Articolo interessante quello pubblicato sul Washington Post ( http://www.washingtonpost.com/wp-dyn/articles/A29937-2004Jun9.html )
relativo alla conoscenza e interpretazione del comportamento del gatto
redatto di da John
Bradshaw, direttore dell’Istituto di Antrozoologia dell’Università
di Bristol. L’articolo, precedentemente
presentato sulla rivista NewScientist, fa riferimento al libro “ Cat sense” dello
stesso autore in cui si descrivono le conclusioni dello studio trentennale del
comportamento e dell'interazione cane/ gatto - umano.
L’analisi relativa
alla dinamica comportamentale dei piccoli felini è illuminante soprattutto
nell’evidenziare che il gatto è ancora sostanzialmente un animale
selvatico.
La cosa non è senza importanza dal momento che la convivenza con
il felino porta spesso a sottovalutare questo aspetto del gatto. Il
mancato riconoscimento della sua indole e, di conseguenza delle sue
esigenze per quanto riguarda spazi ed atteggiamenti, può essere causa di disagio e stress per l’animale. Bradshaw
sostiene che, conseguentemente all’evoluzione della specie, i gatti siano
animali solitari che non hanno sviluppato forme di socialità con i propri
simili generalmente considerati come competitori. Solo con
l’addomesticamento e lo sviluppo di contatti con gli esseri umani si è
verificata la necessità di stabilire relazioni intraspecifiche per approfittare
della nuova disponibilità di risorse (probabilmente i gatti hanno iniziato a
raggrupparsi attorno ai granai). Ma secondo Bradshaw i rapporti con i propri
pari rimangono improntati alla diffidenza.
Dallo studio compiuto dal suo team è
infatti emerso che le relazioni tra felini che convivono nella stessa
abitazione sono frequentemente conflittuali. E la forzata coabitazione
può essere fonte di stress per i gatti poiché contraria a comportamenti
connaturati alla specie. Il gatto non è un cane, che era un animale
sociale già prima della domesticazione. L’uomo contemporaneo, con il
suo stile di vita, si ostina ad esigere dal gatto atteggiamenti estranei se
non addirittura opposti alla sua natura ed a ciò che gli è stato richiesto
dall’evoluzione. Con il risultato di provocare ansia e malessere all’animale.
Che ha invece necessità di luoghi dove esercitare azioni predatorie, di
perlustrazione e controllo territoriale, in sostanza di mettere in atto caratteri
e comportamenti innati.

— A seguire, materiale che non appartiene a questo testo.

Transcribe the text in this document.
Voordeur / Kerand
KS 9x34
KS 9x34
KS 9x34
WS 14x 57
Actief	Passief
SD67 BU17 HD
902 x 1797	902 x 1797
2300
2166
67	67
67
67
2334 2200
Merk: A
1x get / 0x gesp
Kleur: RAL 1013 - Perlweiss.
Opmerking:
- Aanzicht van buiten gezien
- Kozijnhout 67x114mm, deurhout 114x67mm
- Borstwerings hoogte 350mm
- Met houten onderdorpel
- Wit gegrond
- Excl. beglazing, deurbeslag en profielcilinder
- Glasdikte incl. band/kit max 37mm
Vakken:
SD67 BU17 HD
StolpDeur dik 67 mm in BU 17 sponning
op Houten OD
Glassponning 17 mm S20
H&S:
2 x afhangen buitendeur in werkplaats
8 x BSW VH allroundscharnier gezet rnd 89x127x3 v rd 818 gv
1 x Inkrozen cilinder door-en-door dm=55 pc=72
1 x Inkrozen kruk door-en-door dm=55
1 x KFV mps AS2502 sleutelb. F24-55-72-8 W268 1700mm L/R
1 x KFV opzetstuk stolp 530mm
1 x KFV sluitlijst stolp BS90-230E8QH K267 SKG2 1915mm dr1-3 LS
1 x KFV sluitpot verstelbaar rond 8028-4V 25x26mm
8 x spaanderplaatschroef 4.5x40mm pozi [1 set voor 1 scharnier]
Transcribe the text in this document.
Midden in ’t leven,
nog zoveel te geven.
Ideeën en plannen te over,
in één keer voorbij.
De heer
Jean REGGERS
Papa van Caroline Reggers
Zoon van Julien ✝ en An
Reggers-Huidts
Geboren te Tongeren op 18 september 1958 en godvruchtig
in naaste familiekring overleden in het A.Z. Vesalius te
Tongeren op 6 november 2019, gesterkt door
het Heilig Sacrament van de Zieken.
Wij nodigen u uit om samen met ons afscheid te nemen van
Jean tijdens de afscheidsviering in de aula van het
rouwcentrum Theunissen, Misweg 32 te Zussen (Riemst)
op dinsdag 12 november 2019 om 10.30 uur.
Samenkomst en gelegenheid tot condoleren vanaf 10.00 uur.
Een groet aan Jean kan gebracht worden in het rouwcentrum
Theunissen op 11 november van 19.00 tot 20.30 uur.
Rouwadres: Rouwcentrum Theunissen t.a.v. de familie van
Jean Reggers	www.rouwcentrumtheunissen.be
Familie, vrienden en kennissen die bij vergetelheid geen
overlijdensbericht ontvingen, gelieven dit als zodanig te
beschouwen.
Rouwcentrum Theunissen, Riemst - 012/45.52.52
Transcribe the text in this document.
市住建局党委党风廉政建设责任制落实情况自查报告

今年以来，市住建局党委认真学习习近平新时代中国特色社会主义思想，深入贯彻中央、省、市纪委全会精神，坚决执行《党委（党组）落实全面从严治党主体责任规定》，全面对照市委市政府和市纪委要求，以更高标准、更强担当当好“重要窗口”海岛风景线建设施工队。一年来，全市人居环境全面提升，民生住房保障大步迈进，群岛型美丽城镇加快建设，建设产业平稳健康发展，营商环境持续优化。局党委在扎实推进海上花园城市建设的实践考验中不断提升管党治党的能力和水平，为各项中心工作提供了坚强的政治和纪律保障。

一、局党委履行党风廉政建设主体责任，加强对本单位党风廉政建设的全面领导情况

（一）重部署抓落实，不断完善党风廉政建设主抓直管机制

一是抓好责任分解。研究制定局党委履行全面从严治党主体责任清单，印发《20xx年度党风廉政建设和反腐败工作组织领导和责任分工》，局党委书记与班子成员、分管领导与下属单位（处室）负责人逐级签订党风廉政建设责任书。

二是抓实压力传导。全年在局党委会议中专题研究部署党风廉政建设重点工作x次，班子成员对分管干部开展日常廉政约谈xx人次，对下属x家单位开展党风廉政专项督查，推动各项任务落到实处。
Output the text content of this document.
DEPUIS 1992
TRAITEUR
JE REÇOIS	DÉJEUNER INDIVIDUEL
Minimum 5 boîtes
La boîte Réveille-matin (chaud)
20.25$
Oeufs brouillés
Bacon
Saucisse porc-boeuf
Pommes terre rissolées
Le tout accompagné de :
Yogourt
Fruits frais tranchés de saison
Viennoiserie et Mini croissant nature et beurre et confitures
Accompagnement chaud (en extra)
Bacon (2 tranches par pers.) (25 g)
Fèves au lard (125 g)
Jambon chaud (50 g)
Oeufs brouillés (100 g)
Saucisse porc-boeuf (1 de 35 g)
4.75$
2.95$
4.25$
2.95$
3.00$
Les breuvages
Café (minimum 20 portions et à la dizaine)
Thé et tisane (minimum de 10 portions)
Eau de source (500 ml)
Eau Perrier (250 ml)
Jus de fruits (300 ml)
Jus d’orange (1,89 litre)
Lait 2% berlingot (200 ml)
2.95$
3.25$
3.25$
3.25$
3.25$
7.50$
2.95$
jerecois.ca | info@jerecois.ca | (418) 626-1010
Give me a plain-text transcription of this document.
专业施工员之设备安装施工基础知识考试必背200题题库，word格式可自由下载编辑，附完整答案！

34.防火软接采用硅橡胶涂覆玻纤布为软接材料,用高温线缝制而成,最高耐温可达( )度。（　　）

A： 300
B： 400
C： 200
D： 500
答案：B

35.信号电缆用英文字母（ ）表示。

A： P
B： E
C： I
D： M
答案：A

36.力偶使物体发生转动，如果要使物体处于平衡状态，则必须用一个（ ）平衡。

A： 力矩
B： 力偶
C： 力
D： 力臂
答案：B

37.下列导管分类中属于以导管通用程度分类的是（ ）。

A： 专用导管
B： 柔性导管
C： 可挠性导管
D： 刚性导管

Mentre spesso gli sono imposte condizioni di vita
che risultano per lui logoranti e delle quali sono espressione anche cistiti e
dermatiti, disturbi frequenti nei gatti e con marcato fattore psicologico.
Ma la parte forse
più singolare del testo di Bradshaw è quella inerente al rapporto gatto-uomo.
Infatti i gatti, compreso che l’uomo reagisce positivamente ai
miagolii, sviluppano vocalizzi adatti alle determinate occasioni
elaborando un idioma specifico e personalizzato in quanto inteso da ambedue
i soggetti, umano e felino, coinvolti nella relazione, ma non partecipato da
altri individui delle specie. I gatti manifestano quindi una notevole adattabilità
e la capacità, mediante il legame affettivo, di attuare un “ comportamento
manipolativo” da interpretarsi quale abilità nel concordare le
condizioni del rapporto amicale per giungere ad una equilibrata e
soddisfacente sintonia. Il risultato è
probabilmente quello di un proficuo addestramento reciproco.